Carpenter had been in serious condition throughout the weekend. The family has remained by her side and has requested privacy as she recovers.
Carpenter was injured during the second inning of Friday's game when Oakland third baseman Brett Lawrie's shattered bat went flying into the seats behind the A's on-deck circle. She was admitted to Beth Israel Deaconess Medical Center with life-threatening injuries after receiving first aid at Fenway.
On Monday, Major League Baseball Commissioner Rob Manfred told reporters at the 2015 MLB Draft that the league plans on taking a fresh look at the state of fan safety at games.
"First and most important thing to say is, we're all concerned about the long-term well being about the woman who was injured," Manfred said. "From Major League Baseball's perspective, when you have an incident like this, you have to go back and re-evaluate where you are on all of your safety issues. Trust me, we will do that.
"It's important not to lose sight of the fact that we have taken important steps in this area. Bat safety is much improved from where it was a few years ago. We've spent a lot of time, effort and money to make sure that our bats are safer and we have less of these incidents.
"You have to react strongly to an incident like this. But I think the best word for this is, we're going to re-evaluate where we are on the topic."
When asked if more netting might be installed at Fenway Park, if not other parks, Manfred said any discussions would be threefold, including clubs and the MLB Players Association.
"There are a variety of issues that we're going to take a fresh look at," Manfred said. "Some of the changes would affect play on the field, and the MLBPA might be involved in those discussions, and then obviously us and the clubs. This is an important issue, and as with all topics, we want to make sure we know where our clubs are on a topic."
The Red Sox shared similar sentiments in a statement released Monday night:
"All of us with the Boston Red Sox continue to extend our best wishes to Tonya Carpenter, who was injured by a broken bat at Friday night's game," the statement read. "The well-being of Tonya and her loved ones are forefront in our minds.
"Major League Baseball will re-examine fan safety at ballparks, and we will fully participate in that process."
The Red Sox held a moment of reflection for Carpenter before Saturday's game at Fenway.
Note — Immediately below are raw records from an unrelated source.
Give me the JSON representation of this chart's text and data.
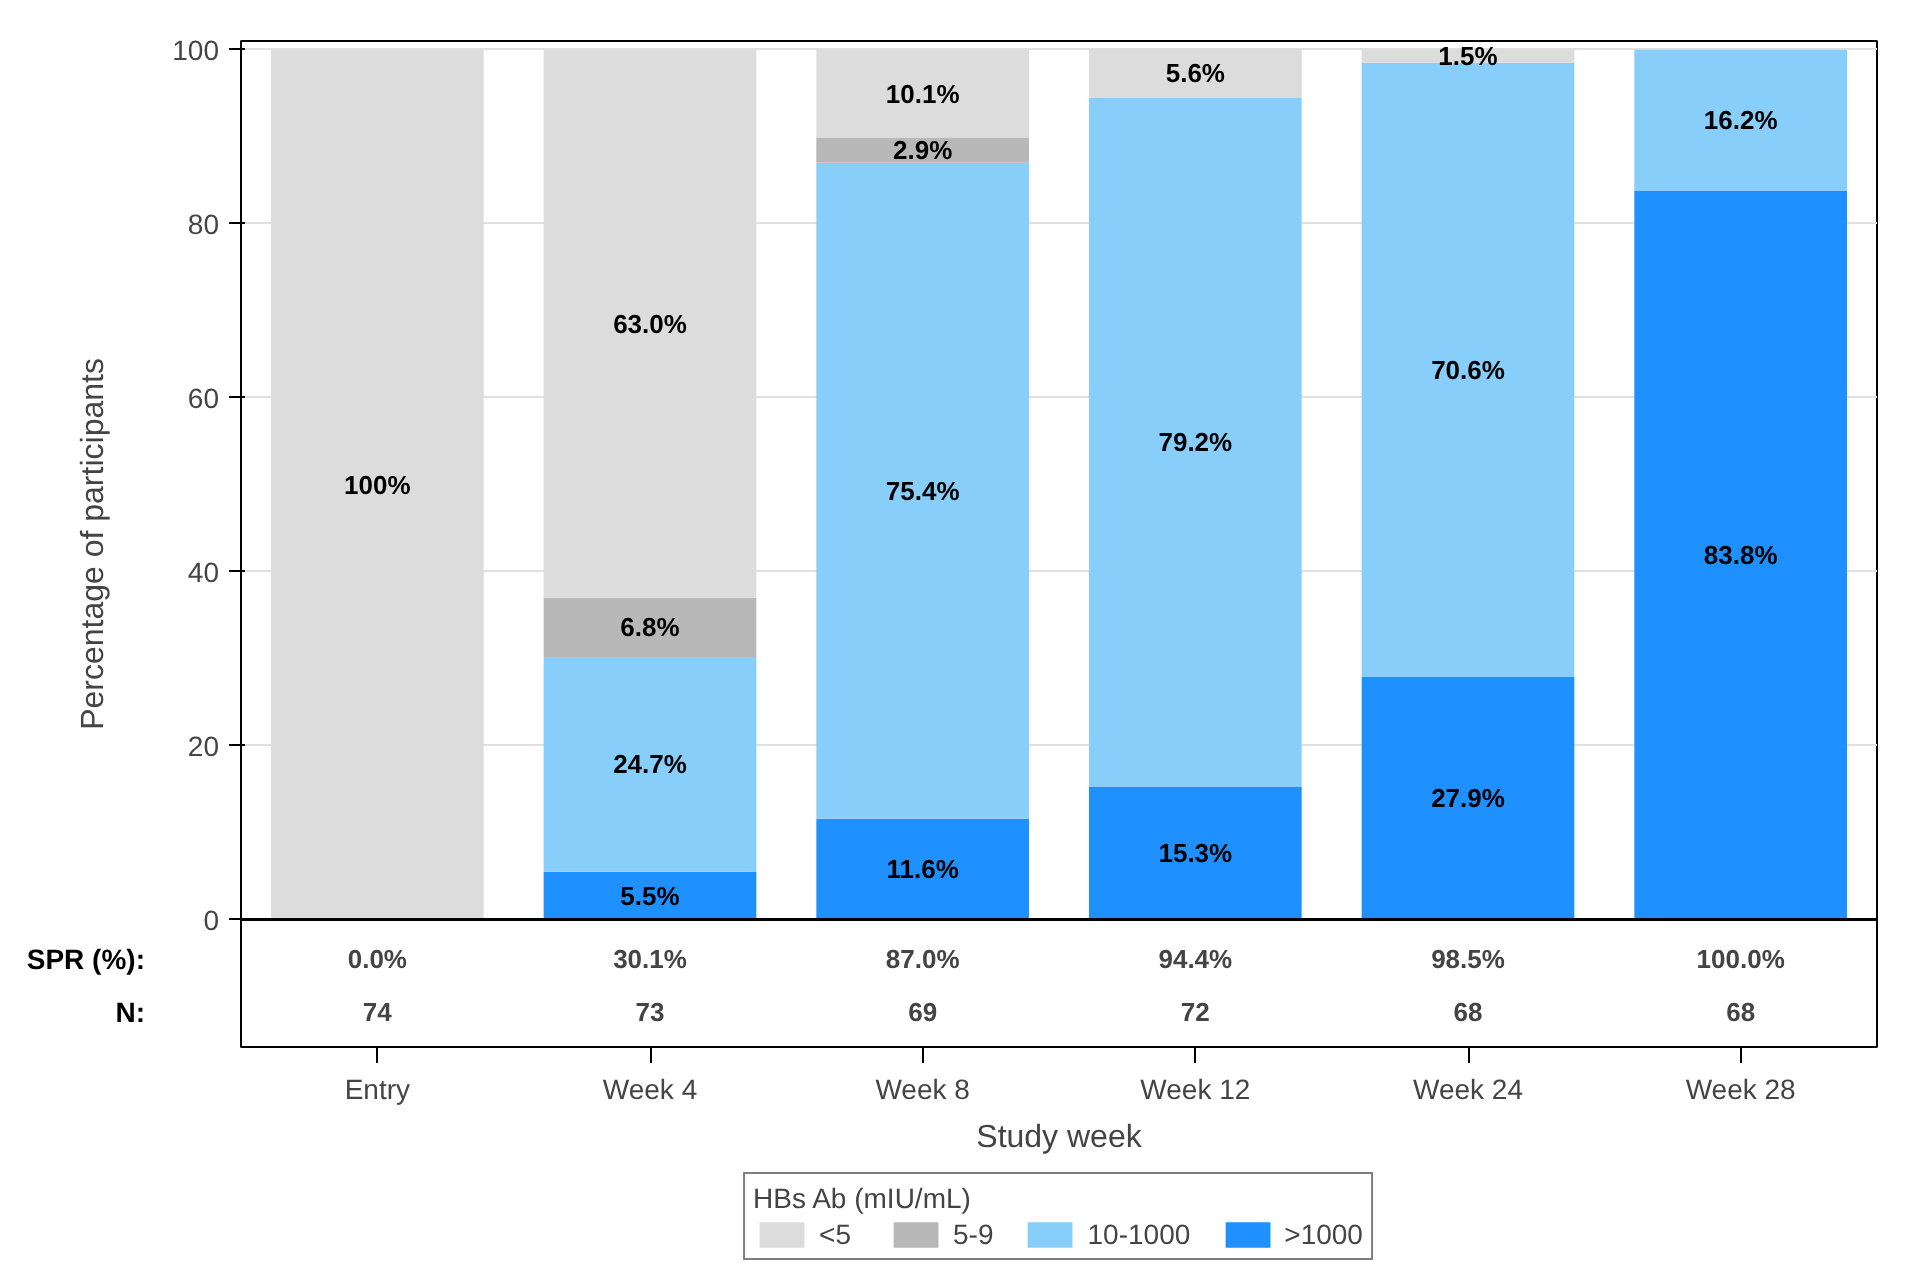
{
  "chart_data": {
    "type": "bar",
    "stacked": true,
    "xlabel": "Study week",
    "ylabel": "Percentage of participants",
    "legend_title": "HBs Ab (mIU/mL)",
    "categories": [
      "Entry",
      "Week 4",
      "Week 8",
      "Week 12",
      "Week 24",
      "Week 28"
    ],
    "series": [
      {
        "name": ">1000",
        "color": "#1e90ff",
        "values": [
          0,
          5.5,
          11.6,
          15.3,
          27.9,
          83.8
        ],
        "value_labels": [
          null,
          "5.5%",
          "11.6%",
          "15.3%",
          "27.9%",
          "83.8%"
        ]
      },
      {
        "name": "10-1000",
        "color": "#87cefa",
        "values": [
          0,
          24.7,
          75.4,
          79.2,
          70.6,
          16.2
        ],
        "value_labels": [
          null,
          "24.7%",
          "75.4%",
          "79.2%",
          "70.6%",
          "16.2%"
        ]
      },
      {
        "name": "5-9",
        "color": "#b8b8b8",
        "values": [
          0,
          6.8,
          2.9,
          0,
          0,
          0
        ],
        "value_labels": [
          null,
          "6.8%",
          "2.9%",
          null,
          null,
          null
        ]
      },
      {
        "name": "<5",
        "color": "#dcdcdc",
        "values": [
          100,
          63.0,
          10.1,
          5.6,
          1.5,
          0
        ],
        "value_labels": [
          "100%",
          "63.0%",
          "10.1%",
          "5.6%",
          "1.5%",
          null
        ]
      }
    ],
    "annotations": [
      "SPR (%):",
      "0.0%",
      "30.1%",
      "87.0%",
      "94.4%",
      "98.5%",
      "100.0%",
      "N:",
      "74",
      "73",
      "69",
      "72",
      "68",
      "68"
    ],
    "ylim": [
      0,
      101
    ],
    "yticks": [
      0,
      20,
      40,
      60,
      80,
      100
    ],
    "grid": "y",
    "legend": "bottom"
  }
}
"I got sick," Boston left fielder Hanley Ramirez said on Saturday. "It's bad. I couldn't sleep last night. I went to bed late. I actually posted something on Instagram. Everybody just pray. It's not good. Hopefully she gets back and feels better."
A's manager Bob Melvin said Lawrie's thoughts have been with the fan in the days following the accident. Lawrie reportedly sent flowers and a card to Carpenter in the hospital.
"Do the best you can with it," Melvin said on Sunday. "It's a sad situation. There's nothing he could have done about it. Just say your prayers. You still have a job to do out here, but I know he thinks about it quite a bit."
The Red Sox issued the following statement on Saturday: "A woman was injured by a broken bat that flew into the stands in the top of the second inning of last night's game. The fan was immediately transported to Beth Israel Deaconess Medical Center, where she is being treated. All of us offer our prayers and our thoughts as we wish her a speedy recovery."
MLB released the following statement: "We will continue to keep her and her family in our thoughts and prayers. We appreciate the efforts of the Red Sox, the first responders, the Boston Police Department and Beth Israel Deaconess Medical Center. Fan safety is our foremost goal for all those who choose to support our game by visiting our ballparks, and we will always strive for that experience to be safe and fan-friendly."